Para o titular da Delegacia Especializada de Defesa da Propriedade de Veículos e Cargas (Deprov), Frank Albuquerque, esses números são reflexo da ousadia crescente dos bandidos. Os bandidos são bem armados e preparados, frisa o delegado. O combate é realizado diariamente e a prisão de envolvidos em roubos, assaltos e receptação de veículos ocorre com frequência. O delegado faz questão de destacar o baixo efetivo que atua na Deprov e o alto risco enfrentado pelos policiais. A Deprov age em todo o Estado e não tem 20 policiais. Prendemos muita gente, mas a pena é muito pequena e as pessoas são soltas muito rápido. O que dá insegurança ao policial em serviço, afirma Frank Albuquerque.
Os veículos preferidos pelos bandidos são os do tipo Uno, Gol e Palio. E os bairros em Natal que mais registram ocorrências são Lagoa Nova, Alecrim, Candelária e Nossa Senhora da Apresentação. Parnamirim é o município líder na Grande Natal. Esses veículos são mais visados porque são carros populares e possuem baixo valor de revenda. Um golpe comum é aplicado em pessoas que tentam adquirir um veículo com preço abaixo do praticado pelo mercado. É uma forma de arrecadar dinheiro rápido. Eles prometem que vão entregar a documentação depois e nunca entregam, explica Frank Albuquerque.

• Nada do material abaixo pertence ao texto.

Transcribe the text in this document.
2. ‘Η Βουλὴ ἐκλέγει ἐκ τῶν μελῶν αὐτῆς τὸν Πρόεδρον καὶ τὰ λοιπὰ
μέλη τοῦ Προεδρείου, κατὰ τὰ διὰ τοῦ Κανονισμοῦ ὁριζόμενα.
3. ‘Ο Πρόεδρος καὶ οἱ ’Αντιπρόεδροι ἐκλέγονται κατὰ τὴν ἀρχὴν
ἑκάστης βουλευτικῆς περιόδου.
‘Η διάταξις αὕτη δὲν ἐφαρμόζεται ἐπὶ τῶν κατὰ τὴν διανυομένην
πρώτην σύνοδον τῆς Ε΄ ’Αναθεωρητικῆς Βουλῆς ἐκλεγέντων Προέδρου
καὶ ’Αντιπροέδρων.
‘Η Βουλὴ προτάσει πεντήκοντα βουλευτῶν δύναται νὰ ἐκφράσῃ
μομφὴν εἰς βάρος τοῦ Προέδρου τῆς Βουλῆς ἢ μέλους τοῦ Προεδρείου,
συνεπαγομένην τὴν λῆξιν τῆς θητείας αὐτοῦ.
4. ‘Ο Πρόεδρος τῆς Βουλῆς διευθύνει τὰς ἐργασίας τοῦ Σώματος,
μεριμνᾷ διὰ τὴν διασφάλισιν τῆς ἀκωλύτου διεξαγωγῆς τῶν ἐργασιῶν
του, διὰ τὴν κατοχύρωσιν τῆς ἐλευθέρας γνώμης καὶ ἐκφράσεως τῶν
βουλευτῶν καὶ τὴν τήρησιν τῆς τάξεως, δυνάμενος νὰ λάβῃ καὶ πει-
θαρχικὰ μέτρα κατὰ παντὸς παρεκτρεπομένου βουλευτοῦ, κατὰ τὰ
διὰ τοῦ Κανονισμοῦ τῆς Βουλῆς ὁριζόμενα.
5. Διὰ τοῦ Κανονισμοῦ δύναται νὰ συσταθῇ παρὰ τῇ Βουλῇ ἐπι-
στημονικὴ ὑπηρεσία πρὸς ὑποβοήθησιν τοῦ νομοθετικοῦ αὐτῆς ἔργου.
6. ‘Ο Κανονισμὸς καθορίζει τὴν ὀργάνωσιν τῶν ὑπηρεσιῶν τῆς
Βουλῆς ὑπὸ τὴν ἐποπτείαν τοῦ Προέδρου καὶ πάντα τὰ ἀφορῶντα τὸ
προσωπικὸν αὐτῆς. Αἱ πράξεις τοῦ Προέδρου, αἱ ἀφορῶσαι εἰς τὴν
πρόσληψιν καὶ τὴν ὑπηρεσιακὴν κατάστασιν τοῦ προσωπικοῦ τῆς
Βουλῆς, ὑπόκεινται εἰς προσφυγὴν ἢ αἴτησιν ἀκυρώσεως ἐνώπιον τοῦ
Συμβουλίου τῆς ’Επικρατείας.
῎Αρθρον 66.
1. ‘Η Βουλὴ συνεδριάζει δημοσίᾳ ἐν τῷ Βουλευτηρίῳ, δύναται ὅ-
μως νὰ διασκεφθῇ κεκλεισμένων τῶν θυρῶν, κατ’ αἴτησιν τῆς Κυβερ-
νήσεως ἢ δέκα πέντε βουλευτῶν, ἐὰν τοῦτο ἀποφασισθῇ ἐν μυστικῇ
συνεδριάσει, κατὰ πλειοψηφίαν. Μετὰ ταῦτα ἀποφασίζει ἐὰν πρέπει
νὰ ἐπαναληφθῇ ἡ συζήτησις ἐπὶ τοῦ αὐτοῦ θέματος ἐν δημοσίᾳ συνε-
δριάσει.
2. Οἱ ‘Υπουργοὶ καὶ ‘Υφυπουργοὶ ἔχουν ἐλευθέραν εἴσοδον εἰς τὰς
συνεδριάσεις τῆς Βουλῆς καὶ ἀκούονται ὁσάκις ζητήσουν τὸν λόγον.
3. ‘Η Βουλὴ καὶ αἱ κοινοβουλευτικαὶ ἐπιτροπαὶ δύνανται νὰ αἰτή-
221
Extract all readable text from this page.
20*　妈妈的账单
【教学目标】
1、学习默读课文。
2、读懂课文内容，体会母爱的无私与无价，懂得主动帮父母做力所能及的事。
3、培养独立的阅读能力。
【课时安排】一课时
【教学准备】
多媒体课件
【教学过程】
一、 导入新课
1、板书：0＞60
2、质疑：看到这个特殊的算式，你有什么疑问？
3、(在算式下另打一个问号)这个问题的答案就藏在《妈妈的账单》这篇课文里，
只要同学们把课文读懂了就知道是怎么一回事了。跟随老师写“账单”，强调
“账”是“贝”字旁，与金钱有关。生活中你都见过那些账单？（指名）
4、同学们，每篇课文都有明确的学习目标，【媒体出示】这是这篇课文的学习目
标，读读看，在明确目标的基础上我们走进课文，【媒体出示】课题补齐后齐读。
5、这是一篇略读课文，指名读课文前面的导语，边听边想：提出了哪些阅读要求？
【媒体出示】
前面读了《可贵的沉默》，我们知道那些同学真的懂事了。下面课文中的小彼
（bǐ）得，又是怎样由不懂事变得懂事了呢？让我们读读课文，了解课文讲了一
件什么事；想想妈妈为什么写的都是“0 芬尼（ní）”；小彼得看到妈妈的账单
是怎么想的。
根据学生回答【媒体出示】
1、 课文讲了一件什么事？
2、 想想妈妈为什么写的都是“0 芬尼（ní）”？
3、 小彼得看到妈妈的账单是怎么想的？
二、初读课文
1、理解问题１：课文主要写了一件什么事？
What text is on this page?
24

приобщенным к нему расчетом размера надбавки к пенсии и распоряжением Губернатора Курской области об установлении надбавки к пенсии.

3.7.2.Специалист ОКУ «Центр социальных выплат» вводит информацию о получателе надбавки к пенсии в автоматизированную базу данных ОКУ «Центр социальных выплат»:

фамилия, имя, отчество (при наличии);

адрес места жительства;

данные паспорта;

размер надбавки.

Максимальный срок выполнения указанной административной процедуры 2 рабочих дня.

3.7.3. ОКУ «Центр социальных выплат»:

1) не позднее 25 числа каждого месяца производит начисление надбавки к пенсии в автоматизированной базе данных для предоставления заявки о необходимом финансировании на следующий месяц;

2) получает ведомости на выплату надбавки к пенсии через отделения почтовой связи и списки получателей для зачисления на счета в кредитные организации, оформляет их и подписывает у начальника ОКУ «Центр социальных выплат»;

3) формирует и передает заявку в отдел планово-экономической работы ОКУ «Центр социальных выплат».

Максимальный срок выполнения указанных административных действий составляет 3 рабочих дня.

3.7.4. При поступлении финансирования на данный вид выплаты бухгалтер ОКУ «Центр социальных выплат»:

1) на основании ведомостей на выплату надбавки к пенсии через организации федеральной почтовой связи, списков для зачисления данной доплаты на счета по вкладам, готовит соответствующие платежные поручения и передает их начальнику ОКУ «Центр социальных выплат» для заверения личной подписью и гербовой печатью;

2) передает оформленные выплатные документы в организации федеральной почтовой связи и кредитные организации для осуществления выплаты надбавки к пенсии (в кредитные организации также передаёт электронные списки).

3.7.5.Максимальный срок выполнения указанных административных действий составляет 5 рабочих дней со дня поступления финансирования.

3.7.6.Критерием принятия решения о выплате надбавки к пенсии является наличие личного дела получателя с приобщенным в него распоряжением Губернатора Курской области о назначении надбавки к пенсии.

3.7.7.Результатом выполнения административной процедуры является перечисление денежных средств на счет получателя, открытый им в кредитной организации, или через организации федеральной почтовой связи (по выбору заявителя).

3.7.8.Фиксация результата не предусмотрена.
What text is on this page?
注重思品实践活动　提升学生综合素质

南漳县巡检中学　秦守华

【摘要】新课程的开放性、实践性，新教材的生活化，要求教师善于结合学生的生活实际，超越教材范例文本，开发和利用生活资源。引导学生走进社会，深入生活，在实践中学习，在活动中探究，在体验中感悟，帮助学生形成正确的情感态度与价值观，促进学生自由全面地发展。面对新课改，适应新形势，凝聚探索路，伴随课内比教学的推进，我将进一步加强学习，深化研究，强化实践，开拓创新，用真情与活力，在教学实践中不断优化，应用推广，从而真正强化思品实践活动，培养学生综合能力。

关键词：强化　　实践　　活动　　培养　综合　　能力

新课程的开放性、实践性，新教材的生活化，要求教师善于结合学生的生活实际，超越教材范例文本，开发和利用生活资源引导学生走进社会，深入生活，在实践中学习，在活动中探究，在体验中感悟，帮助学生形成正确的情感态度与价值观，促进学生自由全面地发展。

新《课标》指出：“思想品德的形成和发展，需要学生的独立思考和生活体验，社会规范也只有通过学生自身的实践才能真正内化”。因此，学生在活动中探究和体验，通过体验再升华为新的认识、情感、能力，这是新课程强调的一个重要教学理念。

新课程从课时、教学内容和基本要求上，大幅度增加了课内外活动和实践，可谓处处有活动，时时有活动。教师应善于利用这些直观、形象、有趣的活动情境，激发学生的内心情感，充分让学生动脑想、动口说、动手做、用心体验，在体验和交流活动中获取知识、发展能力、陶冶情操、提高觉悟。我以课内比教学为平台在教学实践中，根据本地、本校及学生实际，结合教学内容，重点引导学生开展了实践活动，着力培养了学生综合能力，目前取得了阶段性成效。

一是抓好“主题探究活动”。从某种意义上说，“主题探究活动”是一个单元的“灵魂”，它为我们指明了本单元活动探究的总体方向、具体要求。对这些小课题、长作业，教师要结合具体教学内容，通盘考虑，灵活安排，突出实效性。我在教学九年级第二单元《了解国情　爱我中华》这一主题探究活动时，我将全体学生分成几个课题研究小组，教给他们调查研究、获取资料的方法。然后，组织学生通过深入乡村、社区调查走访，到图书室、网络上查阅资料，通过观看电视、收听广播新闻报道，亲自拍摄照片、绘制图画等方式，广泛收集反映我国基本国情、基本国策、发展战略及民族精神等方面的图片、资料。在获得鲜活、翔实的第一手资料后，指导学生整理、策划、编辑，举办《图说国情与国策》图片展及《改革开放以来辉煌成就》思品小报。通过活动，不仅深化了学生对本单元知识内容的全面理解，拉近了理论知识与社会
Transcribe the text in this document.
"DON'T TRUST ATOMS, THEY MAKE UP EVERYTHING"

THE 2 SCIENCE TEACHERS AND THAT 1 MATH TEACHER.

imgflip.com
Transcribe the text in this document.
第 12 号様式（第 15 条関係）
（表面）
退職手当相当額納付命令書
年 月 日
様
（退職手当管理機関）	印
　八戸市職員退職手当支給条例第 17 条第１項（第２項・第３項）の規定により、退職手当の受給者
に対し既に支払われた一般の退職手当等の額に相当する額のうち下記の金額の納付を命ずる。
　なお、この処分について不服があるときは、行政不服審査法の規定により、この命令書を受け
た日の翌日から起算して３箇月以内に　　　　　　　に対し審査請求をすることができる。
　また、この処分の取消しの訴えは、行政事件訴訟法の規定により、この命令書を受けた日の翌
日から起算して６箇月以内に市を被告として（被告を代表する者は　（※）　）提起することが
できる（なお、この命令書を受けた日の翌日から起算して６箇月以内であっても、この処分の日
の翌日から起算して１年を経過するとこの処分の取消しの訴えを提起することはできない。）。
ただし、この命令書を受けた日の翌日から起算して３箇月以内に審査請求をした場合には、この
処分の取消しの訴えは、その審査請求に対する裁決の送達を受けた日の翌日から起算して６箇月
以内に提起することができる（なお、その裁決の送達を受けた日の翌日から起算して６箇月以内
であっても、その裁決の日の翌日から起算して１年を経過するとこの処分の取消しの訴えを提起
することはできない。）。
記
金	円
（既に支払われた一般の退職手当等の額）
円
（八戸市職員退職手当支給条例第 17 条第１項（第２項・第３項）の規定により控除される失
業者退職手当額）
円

Outra forma é a tomada do veículo de assalto. O delegado da Deprov explica que outra prática comum é a subtração do veículo para utilização em outros crimes, seguido de abandono.
Do outro lado, as vendas de apólices de seguros para veículos representa quase 50% de todo o mercado no Brasil. A arrecadação da carteira de seguro de automóvel em 2012 atingiu a marca de R$ 24,7 bilhões. O valor é 15,9% maior do que o registrado em 2011, R$ 21,3 bilhões. O que representa um aumento na procura por esse tipo de serviço.